I have read that the curvature is invariant under isometry in the general, though I'm urrently reading up a little on symmetric spaces and I've seen that we have
$\nabla R=0$ iff the space is locally symmetric.
But isn't this condition just the statement that curvature is invarient under parallel transport, which is an isometry?
I'm guessing that not all spaces are locally symmetric, but can't seem to figure out where I'm making the mistake.
Best Answer
What is true is that if $f : M \to M$ is an isometry, , $f^*g = g$, and then $f^*\nabla = \nabla$ and consequently this leads to $f^*R = R$. So an isometry of $M$ leaves unvariant the curvature.

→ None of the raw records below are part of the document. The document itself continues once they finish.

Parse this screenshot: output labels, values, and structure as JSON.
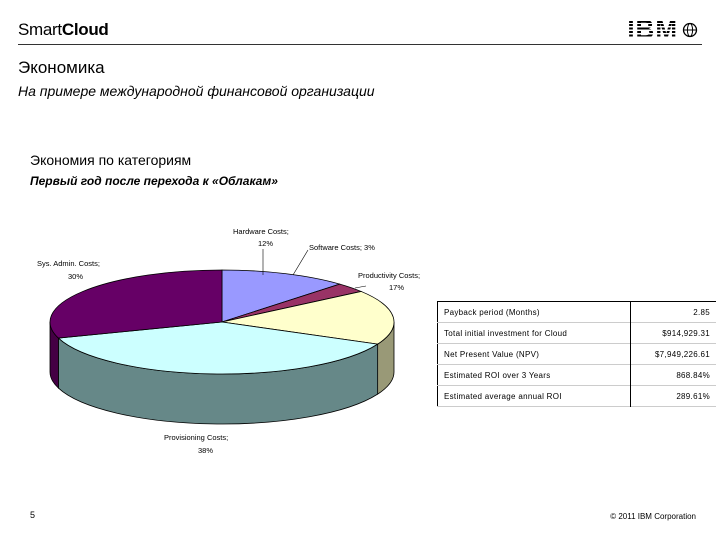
{
  "header": {
    "brand_light": "Smart",
    "brand_bold": "Cloud",
    "logo_text": "IBM"
  },
  "slide": {
    "title": "Экономика",
    "subtitle": "На примере международной финансовой организации",
    "section_title": "Экономия по категориям",
    "section_subtitle": "Первый год после перехода к «Облакам»"
  },
  "chart_data": {
    "type": "pie",
    "title": "",
    "slices": [
      {
        "label": "Hardware Costs;",
        "value_label": "12%",
        "value": 12,
        "color": "#9999ff",
        "side": "#6666aa"
      },
      {
        "label": "Software Costs; 3%",
        "value_label": "",
        "value": 3,
        "color": "#993366",
        "side": "#662244"
      },
      {
        "label": "Productivity Costs;",
        "value_label": "17%",
        "value": 17,
        "color": "#ffffcc",
        "side": "#999977"
      },
      {
        "label": "Provisioning Costs;",
        "value_label": "38%",
        "value": 38,
        "color": "#ccffff",
        "side": "#668888"
      },
      {
        "label": "Sys. Admin. Costs;",
        "value_label": "30%",
        "value": 30,
        "color": "#660066",
        "side": "#440044"
      }
    ]
  },
  "metrics": [
    {
      "label": "Payback period (Months)",
      "value": "2.85"
    },
    {
      "label": "Total initial investment for Cloud",
      "value": "$914,929.31"
    },
    {
      "label": "Net Present Value (NPV)",
      "value": "$7,949,226.61"
    },
    {
      "label": "Estimated ROI over 3 Years",
      "value": "868.84%"
    },
    {
      "label": "Estimated average annual ROI",
      "value": "289.61%"
    }
  ],
  "footer": {
    "page_number": "5",
    "copyright": "© 2011 IBM Corporation"
  }
}
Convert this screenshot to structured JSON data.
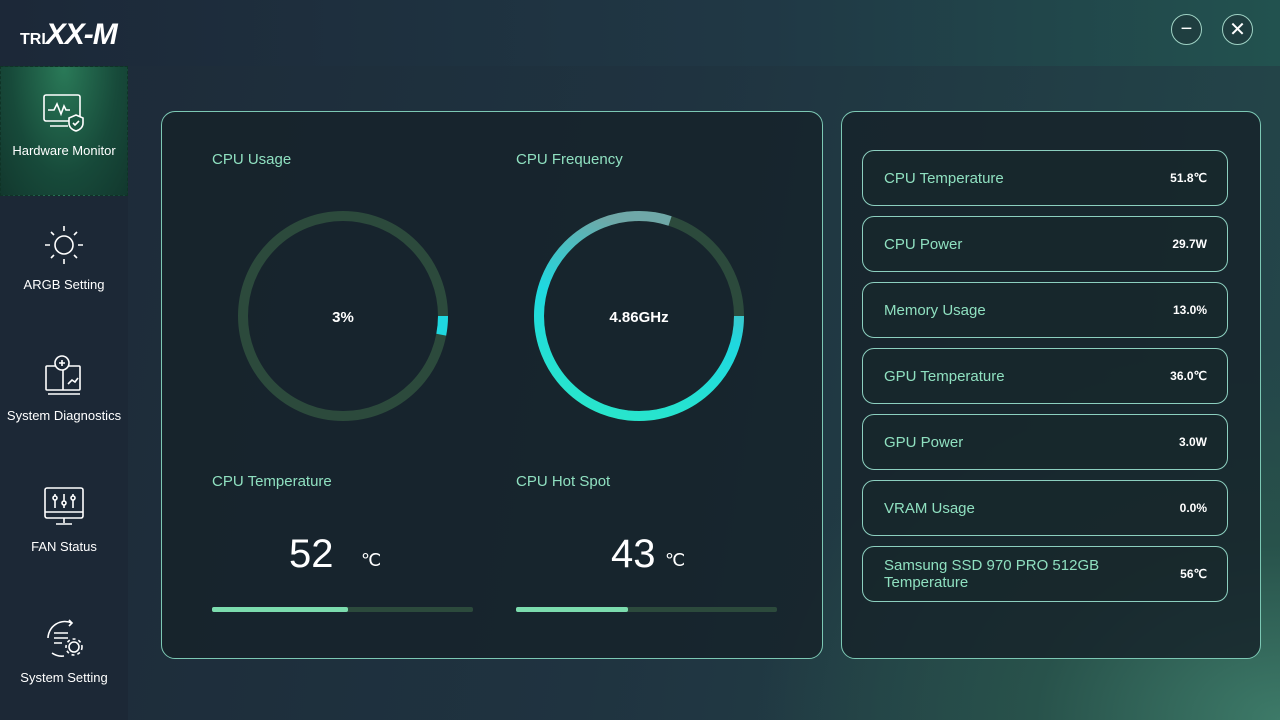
{
  "app": {
    "logo": "TRIXX-M",
    "minimize_icon": "minus-icon",
    "close_icon": "x-icon"
  },
  "sidebar": {
    "items": [
      {
        "label": "Hardware Monitor",
        "icon": "monitor-heartbeat-shield-icon",
        "active": true
      },
      {
        "label": "ARGB Setting",
        "icon": "sun-icon"
      },
      {
        "label": "System Diagnostics",
        "icon": "diagnostics-icon"
      },
      {
        "label": "FAN Status",
        "icon": "fan-sliders-icon"
      },
      {
        "label": "System Setting",
        "icon": "settings-cycle-icon"
      }
    ]
  },
  "main": {
    "cpu_usage": {
      "label": "CPU Usage",
      "value": "3%",
      "fraction": 0.03
    },
    "cpu_frequency": {
      "label": "CPU Frequency",
      "value": "4.86GHz",
      "fraction": 0.8
    },
    "cpu_temperature": {
      "label": "CPU Temperature",
      "value": "52",
      "unit": "℃",
      "fraction": 0.52
    },
    "cpu_hotspot": {
      "label": "CPU Hot Spot",
      "value": "43",
      "unit": "℃",
      "fraction": 0.43
    }
  },
  "stats": [
    {
      "name": "CPU Temperature",
      "value": "51.8℃"
    },
    {
      "name": "CPU Power",
      "value": "29.7W"
    },
    {
      "name": "Memory Usage",
      "value": "13.0%"
    },
    {
      "name": "GPU Temperature",
      "value": "36.0℃"
    },
    {
      "name": "GPU Power",
      "value": "3.0W"
    },
    {
      "name": "VRAM Usage",
      "value": "0.0%"
    },
    {
      "name": "Samsung SSD 970 PRO 512GB Temperature",
      "value": "56℃"
    }
  ],
  "colors": {
    "accent": "#8fe0c0",
    "gauge_track": "#2c4a3c",
    "gauge_fill_start": "#1fd8e0",
    "gauge_fill_end": "#2ae8c8",
    "bar_fill": "#7cdcae"
  }
}
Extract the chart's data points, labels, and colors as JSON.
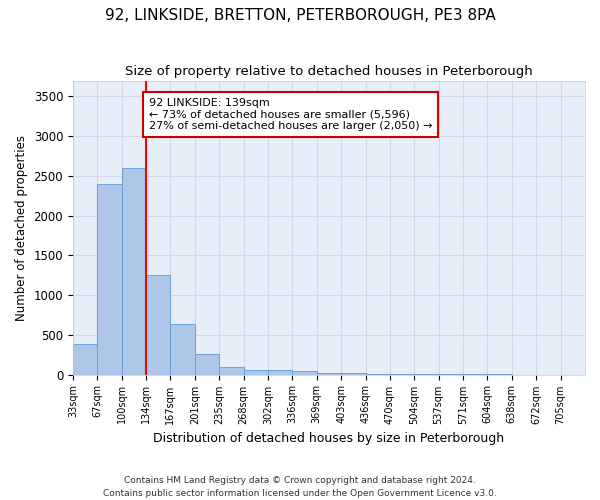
{
  "title": "92, LINKSIDE, BRETTON, PETERBOROUGH, PE3 8PA",
  "subtitle": "Size of property relative to detached houses in Peterborough",
  "xlabel": "Distribution of detached houses by size in Peterborough",
  "ylabel": "Number of detached properties",
  "footer_line1": "Contains HM Land Registry data © Crown copyright and database right 2024.",
  "footer_line2": "Contains public sector information licensed under the Open Government Licence v3.0.",
  "bin_labels": [
    "33sqm",
    "67sqm",
    "100sqm",
    "134sqm",
    "167sqm",
    "201sqm",
    "235sqm",
    "268sqm",
    "302sqm",
    "336sqm",
    "369sqm",
    "403sqm",
    "436sqm",
    "470sqm",
    "504sqm",
    "537sqm",
    "571sqm",
    "604sqm",
    "638sqm",
    "672sqm",
    "705sqm"
  ],
  "bar_values": [
    390,
    2400,
    2600,
    1250,
    640,
    260,
    100,
    60,
    60,
    50,
    25,
    15,
    10,
    5,
    3,
    2,
    1,
    1,
    0,
    0,
    0
  ],
  "bar_color": "#aec6e8",
  "bar_edge_color": "#5b9bd5",
  "red_line_bin": 3,
  "annotation_text": "92 LINKSIDE: 139sqm\n← 73% of detached houses are smaller (5,596)\n27% of semi-detached houses are larger (2,050) →",
  "annotation_box_color": "#ffffff",
  "annotation_box_edge": "#cc0000",
  "ylim": [
    0,
    3700
  ],
  "yticks": [
    0,
    500,
    1000,
    1500,
    2000,
    2500,
    3000,
    3500
  ],
  "grid_color": "#d0d8e8",
  "bg_color": "#e8eef8",
  "title_fontsize": 11,
  "subtitle_fontsize": 9.5,
  "ylabel_text": "Number of detached properties"
}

But this has nothing to do with parallel transport: say $\gamma : I \to M$ is a smooth path and let $P_t$ be the parallel transport from $\gamma(0)$ to $\gamma(t)$. Then: $$ P_t : \left(T_{\gamma(0)}M,g_{\gamma(0)}\right) \to \left(T_{\gamma(t)}M,g_{\gamma(t)}\right) $$ is a linear isometry. It is not an isometry of $M$.

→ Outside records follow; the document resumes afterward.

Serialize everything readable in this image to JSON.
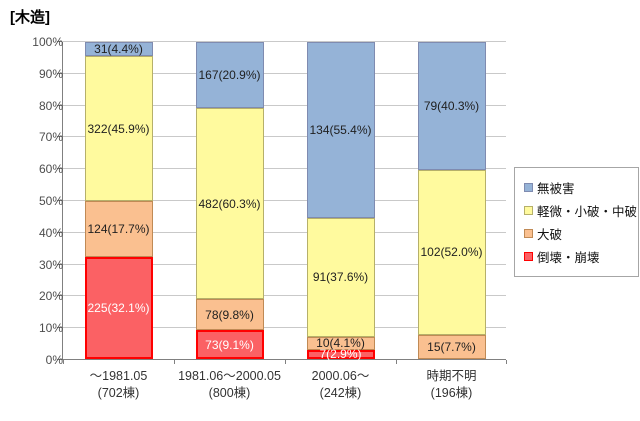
{
  "title": "[木造]",
  "colors": {
    "grid": "#c9c9c9",
    "axis": "#808080",
    "label_dark": "#1f1f1f",
    "label_light": "#ffffff"
  },
  "y_axis": {
    "ticks": [
      "0%",
      "10%",
      "20%",
      "30%",
      "40%",
      "50%",
      "60%",
      "70%",
      "80%",
      "90%",
      "100%"
    ]
  },
  "legend": {
    "items": [
      {
        "label": "無被害",
        "fill": "#95b3d7",
        "border": "#7f8bb0"
      },
      {
        "label": "軽微・小破・中破",
        "fill": "#fffa9e",
        "border": "#b6b06a"
      },
      {
        "label": "大破",
        "fill": "#fac090",
        "border": "#c08a55"
      },
      {
        "label": "倒壊・崩壊",
        "fill": "#fb6164",
        "border": "#ff0000"
      }
    ]
  },
  "chart_data": {
    "type": "bar",
    "subtype": "100%-stacked-column",
    "title": "[木造]",
    "xlabel": "",
    "ylabel": "",
    "ylim": [
      0,
      100
    ],
    "grid": true,
    "legend_position": "right",
    "categories": [
      {
        "period": "～1981.05",
        "count": "(702棟)"
      },
      {
        "period": "1981.06～2000.05",
        "count": "(800棟)"
      },
      {
        "period": "2000.06～",
        "count": "(242棟)"
      },
      {
        "period": "時期不明",
        "count": "(196棟)"
      }
    ],
    "series": [
      {
        "name": "無被害",
        "fill": "#95b3d7",
        "border": "#7f8bb0",
        "text_color": "#1f1f1f",
        "values": [
          31,
          167,
          134,
          79
        ],
        "pcts": [
          4.4,
          20.9,
          55.4,
          40.3
        ],
        "labels": [
          "31(4.4%)",
          "167(20.9%)",
          "134(55.4%)",
          "79(40.3%)"
        ]
      },
      {
        "name": "軽微・小破・中破",
        "fill": "#fffa9e",
        "border": "#b6b06a",
        "text_color": "#1f1f1f",
        "values": [
          322,
          482,
          91,
          102
        ],
        "pcts": [
          45.9,
          60.3,
          37.6,
          52.0
        ],
        "labels": [
          "322(45.9%)",
          "482(60.3%)",
          "91(37.6%)",
          "102(52.0%)"
        ]
      },
      {
        "name": "大破",
        "fill": "#fac090",
        "border": "#c08a55",
        "text_color": "#1f1f1f",
        "values": [
          124,
          78,
          10,
          15
        ],
        "pcts": [
          17.7,
          9.8,
          4.1,
          7.7
        ],
        "labels": [
          "124(17.7%)",
          "78(9.8%)",
          "10(4.1%)",
          "15(7.7%)"
        ]
      },
      {
        "name": "倒壊・崩壊",
        "fill": "#fb6164",
        "border": "#ff0000",
        "text_color": "#ffffff",
        "values": [
          225,
          73,
          7,
          0
        ],
        "pcts": [
          32.1,
          9.1,
          2.9,
          0
        ],
        "labels": [
          "225(32.1%)",
          "73(9.1%)",
          "7(2.9%)",
          ""
        ]
      }
    ]
  }
}
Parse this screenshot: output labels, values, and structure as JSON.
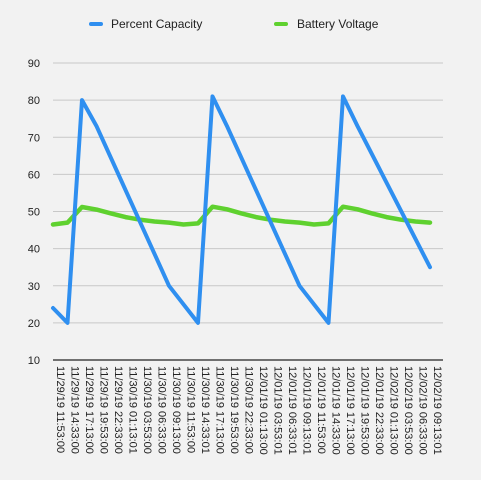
{
  "chart_data": {
    "type": "line",
    "title": "",
    "xlabel": "",
    "ylabel": "",
    "ylim": [
      10,
      90
    ],
    "yticks": [
      10,
      20,
      30,
      40,
      50,
      60,
      70,
      80,
      90
    ],
    "grid": "horizontal",
    "legend_position": "top-center",
    "x": [
      "11/29/19 11:53:00",
      "11/29/19 14:33:00",
      "11/29/19 17:13:00",
      "11/29/19 19:53:00",
      "11/29/19 22:33:00",
      "11/30/19 01:13:01",
      "11/30/19 03:53:00",
      "11/30/19 06:33:00",
      "11/30/19 09:13:00",
      "11/30/19 11:53:00",
      "11/30/19 14:33:01",
      "11/30/19 17:13:00",
      "11/30/19 19:53:00",
      "11/30/19 22:33:00",
      "12/01/19 01:13:00",
      "12/01/19 03:53:01",
      "12/01/19 06:33:01",
      "12/01/19 09:13:01",
      "12/01/19 11:53:00",
      "12/01/19 14:33:00",
      "12/01/19 17:13:00",
      "12/01/19 19:53:00",
      "12/01/19 22:33:00",
      "12/02/19 01:13:00",
      "12/02/19 03:53:00",
      "12/02/19 06:33:00",
      "12/02/19 09:13:01"
    ],
    "series": [
      {
        "name": "Percent Capacity",
        "color": "#2f8ff0",
        "points": [
          [
            "11/29/19 11:53:00",
            24
          ],
          [
            "11/29/19 14:33:00",
            20
          ],
          [
            "11/29/19 17:13:00",
            80
          ],
          [
            "11/29/19 19:53:00",
            73
          ],
          [
            "11/30/19 09:13:00",
            30
          ],
          [
            "11/30/19 14:33:01",
            20
          ],
          [
            "11/30/19 17:13:00",
            81
          ],
          [
            "11/30/19 19:53:00",
            73
          ],
          [
            "12/01/19 09:13:01",
            30
          ],
          [
            "12/01/19 14:33:00",
            20
          ],
          [
            "12/01/19 17:13:00",
            81
          ],
          [
            "12/01/19 19:53:00",
            73
          ],
          [
            "12/02/19 09:13:01",
            35
          ]
        ]
      },
      {
        "name": "Battery Voltage",
        "color": "#5fd12f",
        "points": [
          [
            "11/29/19 11:53:00",
            46.5
          ],
          [
            "11/29/19 14:33:00",
            47
          ],
          [
            "11/29/19 17:13:00",
            51.2
          ],
          [
            "11/29/19 19:53:00",
            50.5
          ],
          [
            "11/29/19 22:33:00",
            49.5
          ],
          [
            "11/30/19 01:13:01",
            48.5
          ],
          [
            "11/30/19 03:53:00",
            47.8
          ],
          [
            "11/30/19 06:33:00",
            47.3
          ],
          [
            "11/30/19 09:13:00",
            47
          ],
          [
            "11/30/19 11:53:00",
            46.5
          ],
          [
            "11/30/19 14:33:01",
            46.8
          ],
          [
            "11/30/19 17:13:00",
            51.3
          ],
          [
            "11/30/19 19:53:00",
            50.6
          ],
          [
            "11/30/19 22:33:00",
            49.5
          ],
          [
            "12/01/19 01:13:00",
            48.5
          ],
          [
            "12/01/19 03:53:01",
            47.8
          ],
          [
            "12/01/19 06:33:01",
            47.3
          ],
          [
            "12/01/19 09:13:01",
            47
          ],
          [
            "12/01/19 11:53:00",
            46.5
          ],
          [
            "12/01/19 14:33:00",
            46.8
          ],
          [
            "12/01/19 17:13:00",
            51.3
          ],
          [
            "12/01/19 19:53:00",
            50.6
          ],
          [
            "12/01/19 22:33:00",
            49.5
          ],
          [
            "12/02/19 01:13:00",
            48.5
          ],
          [
            "12/02/19 03:53:00",
            47.8
          ],
          [
            "12/02/19 06:33:00",
            47.3
          ],
          [
            "12/02/19 09:13:01",
            47
          ]
        ]
      }
    ]
  }
}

In fact, on a connected riemannian manifold, any two points can be joined by a smooth path and thus, there are always parallel transport between them. But they may not even exist an isometry of $M$ sending one point to another given one in the general case. This would imply that $M$ is two-point homogeneous and this has huge consequences on the curvature.